I will keep researching and will be glad for any input from peolpe who have sailed/lived on a J Boat.

Thanks,
JerryO


----------



## TSOJOURNER (Dec 16, 1999)

I forgot one other thing in my post.My second choice for a single handed liveaboard is a Sabre 28.Its also a fine looking vessel and reasonably priced for an older one.

Thanks again,
JerryO


----------



## Guest (Jul 17, 2001)

I looked closely at the J-30 when I ws shopping for my Laser 28. I had sailed on them and had actually started negotiations on one. I do a lot of single-handing and in the end I concluded that they were not my idea of an ideal single-hander. While the cockpit was compact and the control lines mostly run aft I found them to require very high efforts and not being all that forgiving. One major fault in my book was the tendency toward a lee helm (this may be tuned out of the J-30''s these days since I haven''t driven one in the current tuning) I also did not like the distance from the helm to the head. 

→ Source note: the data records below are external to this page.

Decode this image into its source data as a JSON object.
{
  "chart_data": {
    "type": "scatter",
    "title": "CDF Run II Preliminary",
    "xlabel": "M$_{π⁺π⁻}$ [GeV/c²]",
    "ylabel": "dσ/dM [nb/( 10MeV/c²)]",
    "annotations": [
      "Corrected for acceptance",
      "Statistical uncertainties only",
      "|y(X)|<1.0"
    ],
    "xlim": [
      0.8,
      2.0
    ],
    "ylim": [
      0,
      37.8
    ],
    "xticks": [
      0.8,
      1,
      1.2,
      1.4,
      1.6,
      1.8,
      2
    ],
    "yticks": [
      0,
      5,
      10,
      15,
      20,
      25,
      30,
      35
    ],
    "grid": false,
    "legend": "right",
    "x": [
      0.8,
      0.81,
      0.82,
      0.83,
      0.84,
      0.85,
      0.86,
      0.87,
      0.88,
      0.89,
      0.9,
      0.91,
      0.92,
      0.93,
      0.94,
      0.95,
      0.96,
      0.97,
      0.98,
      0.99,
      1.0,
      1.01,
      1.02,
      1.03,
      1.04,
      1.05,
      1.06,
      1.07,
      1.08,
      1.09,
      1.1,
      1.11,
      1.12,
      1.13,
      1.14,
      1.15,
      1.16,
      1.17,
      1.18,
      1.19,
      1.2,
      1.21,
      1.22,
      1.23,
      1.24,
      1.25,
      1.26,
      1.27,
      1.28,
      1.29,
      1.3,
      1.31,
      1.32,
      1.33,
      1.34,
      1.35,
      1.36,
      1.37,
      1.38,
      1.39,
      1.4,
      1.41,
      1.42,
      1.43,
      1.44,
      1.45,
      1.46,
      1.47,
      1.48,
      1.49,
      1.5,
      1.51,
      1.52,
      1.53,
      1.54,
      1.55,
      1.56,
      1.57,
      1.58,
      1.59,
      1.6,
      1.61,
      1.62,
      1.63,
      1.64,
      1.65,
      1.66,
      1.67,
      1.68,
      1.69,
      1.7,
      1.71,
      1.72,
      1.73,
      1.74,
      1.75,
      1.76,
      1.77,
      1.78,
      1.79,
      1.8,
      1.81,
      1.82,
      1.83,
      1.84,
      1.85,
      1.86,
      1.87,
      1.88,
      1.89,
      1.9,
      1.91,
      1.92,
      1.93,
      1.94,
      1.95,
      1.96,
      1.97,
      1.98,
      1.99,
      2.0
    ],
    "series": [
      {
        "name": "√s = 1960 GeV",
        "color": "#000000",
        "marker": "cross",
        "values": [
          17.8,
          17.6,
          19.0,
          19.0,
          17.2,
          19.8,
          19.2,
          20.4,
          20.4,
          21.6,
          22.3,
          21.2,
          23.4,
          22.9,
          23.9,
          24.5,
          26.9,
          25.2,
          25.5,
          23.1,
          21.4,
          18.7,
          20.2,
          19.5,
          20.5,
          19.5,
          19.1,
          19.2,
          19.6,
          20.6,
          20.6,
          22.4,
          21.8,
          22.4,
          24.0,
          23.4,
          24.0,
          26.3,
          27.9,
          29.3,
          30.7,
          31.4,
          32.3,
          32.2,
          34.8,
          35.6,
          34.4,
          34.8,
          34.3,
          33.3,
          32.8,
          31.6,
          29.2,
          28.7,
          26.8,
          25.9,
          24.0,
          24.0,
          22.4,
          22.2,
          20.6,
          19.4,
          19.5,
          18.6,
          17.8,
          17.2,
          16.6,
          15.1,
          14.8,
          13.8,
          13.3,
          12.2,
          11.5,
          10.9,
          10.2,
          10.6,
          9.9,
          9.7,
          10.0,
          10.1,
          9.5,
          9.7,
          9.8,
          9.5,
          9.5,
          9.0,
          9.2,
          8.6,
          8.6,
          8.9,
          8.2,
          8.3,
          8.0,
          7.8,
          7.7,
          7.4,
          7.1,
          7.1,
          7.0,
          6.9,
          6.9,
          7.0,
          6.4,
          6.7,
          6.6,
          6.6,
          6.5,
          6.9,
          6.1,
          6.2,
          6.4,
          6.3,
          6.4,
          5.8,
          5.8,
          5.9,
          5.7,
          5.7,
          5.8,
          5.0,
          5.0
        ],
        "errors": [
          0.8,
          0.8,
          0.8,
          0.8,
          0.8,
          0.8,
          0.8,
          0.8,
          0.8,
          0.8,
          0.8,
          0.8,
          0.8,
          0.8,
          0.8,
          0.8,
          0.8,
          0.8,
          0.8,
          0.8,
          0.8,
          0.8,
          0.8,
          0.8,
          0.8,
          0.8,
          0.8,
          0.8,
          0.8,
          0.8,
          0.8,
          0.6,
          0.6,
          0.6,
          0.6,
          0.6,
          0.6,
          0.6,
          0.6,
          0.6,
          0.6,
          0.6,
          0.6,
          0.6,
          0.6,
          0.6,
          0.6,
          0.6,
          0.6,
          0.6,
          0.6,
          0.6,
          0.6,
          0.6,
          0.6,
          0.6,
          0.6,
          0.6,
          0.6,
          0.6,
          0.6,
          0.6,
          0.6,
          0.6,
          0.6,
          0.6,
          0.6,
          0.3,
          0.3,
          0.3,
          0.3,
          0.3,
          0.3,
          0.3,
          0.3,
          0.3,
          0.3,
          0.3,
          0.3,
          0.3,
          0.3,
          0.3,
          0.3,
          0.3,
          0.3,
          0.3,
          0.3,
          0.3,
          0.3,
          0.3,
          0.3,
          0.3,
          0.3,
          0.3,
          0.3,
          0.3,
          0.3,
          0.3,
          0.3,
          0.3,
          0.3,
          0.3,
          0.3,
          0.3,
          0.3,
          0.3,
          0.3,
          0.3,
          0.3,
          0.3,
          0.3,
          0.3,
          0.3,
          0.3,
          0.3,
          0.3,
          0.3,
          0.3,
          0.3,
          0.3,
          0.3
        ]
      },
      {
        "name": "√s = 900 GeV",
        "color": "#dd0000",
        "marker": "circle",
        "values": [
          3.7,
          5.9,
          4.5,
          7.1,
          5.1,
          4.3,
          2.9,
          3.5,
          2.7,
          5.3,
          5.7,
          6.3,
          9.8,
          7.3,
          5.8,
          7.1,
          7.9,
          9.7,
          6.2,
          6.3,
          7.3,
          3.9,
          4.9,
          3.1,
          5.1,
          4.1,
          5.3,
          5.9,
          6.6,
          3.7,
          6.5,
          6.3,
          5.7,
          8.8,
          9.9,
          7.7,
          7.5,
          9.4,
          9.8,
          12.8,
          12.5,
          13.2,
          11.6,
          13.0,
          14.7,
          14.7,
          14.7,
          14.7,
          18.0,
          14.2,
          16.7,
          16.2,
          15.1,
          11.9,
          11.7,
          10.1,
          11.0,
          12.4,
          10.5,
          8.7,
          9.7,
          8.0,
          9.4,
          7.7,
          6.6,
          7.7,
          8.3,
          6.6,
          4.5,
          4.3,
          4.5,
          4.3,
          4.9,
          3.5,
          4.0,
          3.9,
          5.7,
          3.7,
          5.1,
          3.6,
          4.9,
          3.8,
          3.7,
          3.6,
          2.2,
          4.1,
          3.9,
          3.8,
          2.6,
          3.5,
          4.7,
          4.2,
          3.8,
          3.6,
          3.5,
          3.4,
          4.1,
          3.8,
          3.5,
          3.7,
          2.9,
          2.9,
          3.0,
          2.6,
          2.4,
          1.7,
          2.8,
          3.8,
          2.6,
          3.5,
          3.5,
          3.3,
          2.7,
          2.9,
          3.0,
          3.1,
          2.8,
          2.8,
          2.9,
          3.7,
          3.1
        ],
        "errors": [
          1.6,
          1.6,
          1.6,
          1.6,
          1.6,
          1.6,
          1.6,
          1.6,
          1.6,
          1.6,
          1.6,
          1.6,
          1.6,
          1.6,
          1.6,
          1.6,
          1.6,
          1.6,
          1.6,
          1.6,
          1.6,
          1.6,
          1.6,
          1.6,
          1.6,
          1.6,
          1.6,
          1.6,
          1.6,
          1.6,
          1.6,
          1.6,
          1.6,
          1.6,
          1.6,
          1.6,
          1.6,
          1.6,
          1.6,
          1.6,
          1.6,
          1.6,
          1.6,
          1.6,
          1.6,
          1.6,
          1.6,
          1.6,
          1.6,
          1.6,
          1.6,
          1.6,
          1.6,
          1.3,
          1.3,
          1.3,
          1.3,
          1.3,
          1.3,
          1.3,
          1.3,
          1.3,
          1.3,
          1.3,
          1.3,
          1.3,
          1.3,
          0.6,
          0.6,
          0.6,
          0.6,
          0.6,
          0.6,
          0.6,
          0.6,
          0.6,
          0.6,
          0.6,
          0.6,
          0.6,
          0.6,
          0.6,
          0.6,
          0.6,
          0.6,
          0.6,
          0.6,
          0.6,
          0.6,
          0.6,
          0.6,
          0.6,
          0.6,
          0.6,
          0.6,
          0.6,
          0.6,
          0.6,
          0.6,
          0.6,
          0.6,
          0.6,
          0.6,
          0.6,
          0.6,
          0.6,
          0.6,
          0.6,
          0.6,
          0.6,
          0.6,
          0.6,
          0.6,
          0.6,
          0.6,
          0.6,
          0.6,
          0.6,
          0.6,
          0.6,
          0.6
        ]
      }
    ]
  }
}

When I did this same investigation 13 years ago,I ended up buying a Laser 28. I can''t say that they are an ideal boat for everyone. They tend to require a bit more finesse than some other boats but they are pretty easy to dial in once you have sailed them for a bit and once dialed in they are great single-handers. I am not trying to sell you my boat, although she is for sale, but I would suggest that the Laser 28''s would be a good alternative to consider. My best suggestion is to try to get a chance to sail a J-30 and see what you think. While I thought they could be singlehanded I thought they were less than ideal.

Good luck
Jeff

Good hunting.


----------